Advertisement

UC’s Student Lobby Assails Investment Review Plan

Share
Times Staff Writer

Lobbyists for University of California students charged Tuesday that UC President David P. Gardner’s proposal for a case-by-case review of investments linked to South Africa is inadequate because it fails to call for divestiture of university holdings.

“The president’s recommendation falls far short of the action requested by divestment advocates,” UC Student Lobby spokesman Jim Lofgren said. “Gardner is not calling for divestment of any kind. That is a major disappointment to us.”

The UC Board of Regents is scheduled to decide Friday whether to order the sale of $2.4-billion worth of stock in U.S. companies that do business in South Africa. The stock was purchased with UC pension funds.

Advertisement

Effective Protest

Student groups and other proponents of divestiture contend that the sale of the stock would be an effective means of protesting South Africa’s strict policy of racial segregation.

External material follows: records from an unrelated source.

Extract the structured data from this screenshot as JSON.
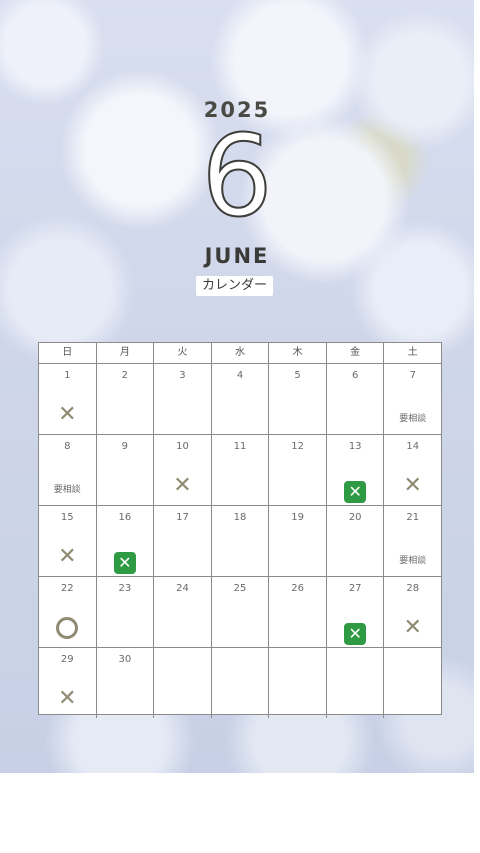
{
  "header": {
    "year": "2025",
    "month_number": "6",
    "month_name": "JUNE",
    "label": "カレンダー"
  },
  "weekdays": [
    "日",
    "月",
    "火",
    "水",
    "木",
    "金",
    "土"
  ],
  "weeks": [
    [
      {
        "day": "1",
        "mark": "x"
      },
      {
        "day": "2",
        "mark": ""
      },
      {
        "day": "3",
        "mark": ""
      },
      {
        "day": "4",
        "mark": ""
      },
      {
        "day": "5",
        "mark": ""
      },
      {
        "day": "6",
        "mark": ""
      },
      {
        "day": "7",
        "mark": "要相談"
      }
    ],
    [
      {
        "day": "8",
        "mark": "要相談"
      },
      {
        "day": "9",
        "mark": ""
      },
      {
        "day": "10",
        "mark": "x"
      },
      {
        "day": "11",
        "mark": ""
      },
      {
        "day": "12",
        "mark": ""
      },
      {
        "day": "13",
        "mark": "green-x"
      },
      {
        "day": "14",
        "mark": "x"
      }
    ],
    [
      {
        "day": "15",
        "mark": "x"
      },
      {
        "day": "16",
        "mark": "green-x"
      },
      {
        "day": "17",
        "mark": ""
      },
      {
        "day": "18",
        "mark": ""
      },
      {
        "day": "19",
        "mark": ""
      },
      {
        "day": "20",
        "mark": ""
      },
      {
        "day": "21",
        "mark": "要相談"
      }
    ],
    [
      {
        "day": "22",
        "mark": "circle"
      },
      {
        "day": "23",
        "mark": ""
      },
      {
        "day": "24",
        "mark": ""
      },
      {
        "day": "25",
        "mark": ""
      },
      {
        "day": "26",
        "mark": ""
      },
      {
        "day": "27",
        "mark": "green-x"
      },
      {
        "day": "28",
        "mark": "x"
      }
    ],
    [
      {
        "day": "29",
        "mark": "x"
      },
      {
        "day": "30",
        "mark": ""
      },
      {
        "day": "",
        "mark": ""
      },
      {
        "day": "",
        "mark": ""
      },
      {
        "day": "",
        "mark": ""
      },
      {
        "day": "",
        "mark": ""
      },
      {
        "day": "",
        "mark": ""
      }
    ]
  ],
  "colors": {
    "mark_gray": "#8f8a72",
    "mark_green": "#2f9a44",
    "border": "#8a8a88"
  }
}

Meantime, the Fair Political Practices Commission announced that Regent Edward W. Carter, a Los Angeles business executive, had sold personal investments in two companies doing business in South Africa that also were included in the university’s portfolio.

Carter’s sale of the stock eliminates a potential conflict of interest that he could have faced in voting on divestiture. Carter earlier had reported owning between $20,000 and $200,000 in GTE Corp. and E. I. DuPont de Nemours & Co.

Face Disqualification

Earlier this week, the commission advised two other regents with similar holdings that they would have to disqualify themselves if faced with a vote that could affect the value of their own stock.

Gardner, apparently seeking to develop a compromise position, has privately circulated a proposal among the regents that recommended that the board establish a committee to review the investments, according to sources familiar with the plan. Gardner has declined to publicly discuss his recommendation until he reveals it at Friday’s meeting.

“After months of debate, another committee will be formed to study the issue,” protested Lofgren, a lobbyist for the Sacramento-based Student Lobby, which represents the 141,000 students of the nine UC campuses.